Ce mardi 25 juin, à la Cour d’Appel de Kigali, s’ouvre le Procès en appel du lt Joël Mutabazi et ses coaccusés. Il promet de ne pas durer trop en longueur surtout que les coaccusés de ce militaire ont décidé d’une nouvelle stratégie de plaidoirie : Ils passent aux aveux de culpabilité. Cette coopération va être appréciée par la Cour d’Appel de Kigali surtout que les coaccusés en question avaient écopé des peines légèrement lourdes par rapport à cet ancien officier de la Garde Républicaine, déserteur et fugitif, devenu politicien par la force des choses et qui avait écopé en première instance de la peine de prison à vie.

La Cour d’Appel civile de Kigali poursuit les débats du procès du Lt Joël Mutabazi et ses coaccusés, un procès qui, en première instance, à la Cour Militaire de Kanombe, le 3 octobre 2014 a conclu ses travaux par un verdict lourd, prison à vie pour ce lieutenant qui faisait partie de la Garde Républicaine au sein des Forces Rwandaises de Défense avant de déserter pour fuir à l’étranger.

La Cour Militaire l’avait alors chargé de crimes de désertion des rangs militaires et abandon de poste, de tentative de coup contre le régime rwandais et la personne du chef de l’Etat, de port illégal d’armes et de munitions, de propagation de rumeurs tendant à ternir l’image du pays, de constitution d’un groupe terroriste, de meurtre et de récidive.

Comparution en appel
Le 11 juin 2019, le Lt Joël Mutabazi ayant interjeté appel de la décision du juge en première instance, a comparu brandissant des procédures viciées dont il a fait l’objet et demandant sa libération provisoire pour poursuivre libre les débats de son procès. La séance du 21 juin qui a suivi a vu le juge de la Cour d’Appel opposer une fin de non recevoir à la requête de l’accusé et déclarant que les débats de fond allaient démarrer à la séance du 25 juin.

Pour ce jour, dans les premières heures de la matinée, le Juge a appelé à la barre M. Ndayambaje Aminadab, le coaccusé. Celui-ci montre une coopération totale sur toute la ligne.

« 

"Je suis allé en Uganda en Octobre 2012 où j’ai rejoint ma famille. Deux mois après, les habitants de mon village y compris ma personne ont été conviés à une réunion du RNC/Rwanda National Congress. L’orateur était un certain JMV Ngabonziza chargé de PMM (Propagande et Mobilisationde la Masse) au sein de ce mouvement.

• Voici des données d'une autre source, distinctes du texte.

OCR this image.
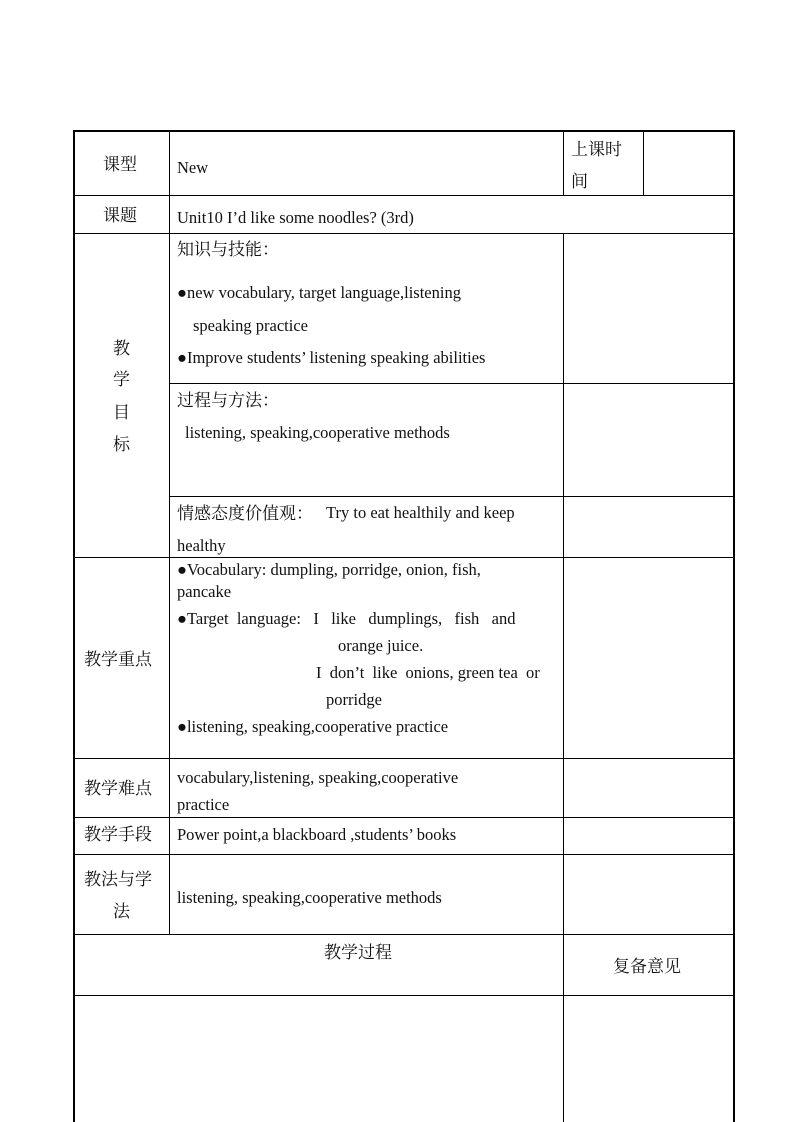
课型 New
上课时
间
课题 Unit10 I’d like some noodles? (3rd)
教
学
目
标
知识与技能：
●new vocabulary, target language,listening
speaking practice
●Improve students’ listening speaking abilities
过程与方法：
listening, speaking,cooperative methods
情感态度价值观： Try to eat healthily and keep
healthy
教学重点
●Vocabulary: dumpling, porridge, onion, fish,
pancake
●Target  language:   I   like   dumplings,   fish   and
orange juice.
I  don’t  like  onions, green tea  or
porridge
●listening, speaking,cooperative practice
教学难点
vocabulary,listening, speaking,cooperative
practice
教学手段 Power point,a blackboard ,students’ books
教法与学
法
listening, speaking,cooperative methods
教学过程
复备意见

Il voulait nous faire comprendre ce que fait ce mouvement afin que nous y adhérions. A la réunion de sensibilisation qui a suivi en 2013, j’ai adhéré à ce mouvement avec une carte que j’ai acheté. Nous avons commencé à mobiliser les gens à la cause de ce mouvement. Les élections qui ont suivi en mai m’ont fait secrétaire de ce RNC. En septembre de la même année, il nous a été dit que le RNC s’est coalisé avec FDLR (Forces Démocratiques de Libération du Rwanda), que désormais , un certain Patrick Rukundo, combattant des FDLR allait coordonner les activités de la coalition de ces deux mouvements en Uganda. La suite, je ne la connais pas car j’ai été arrêté et je me suis retrouvé devant le tribunal à Kigali"

 »
, a avoué Aminadab montrant une coopération suffisante avec la Justice, ce qui a fait que son avocat a suggéré à la Cour de réduire la peine lui infligée en première instance de 15 ans à 5 ans de prison. Ce jeune homme semble confirmer les témoignages récurrents de la part des Rwandais expulsés d’Uganda après avoir été arrêtés, battus et torturés dans les ’safe houses’ du Service National Militaire Ugandais de Renseignement pour ne pas avoir consenti à rejoindre les rangs du RNC.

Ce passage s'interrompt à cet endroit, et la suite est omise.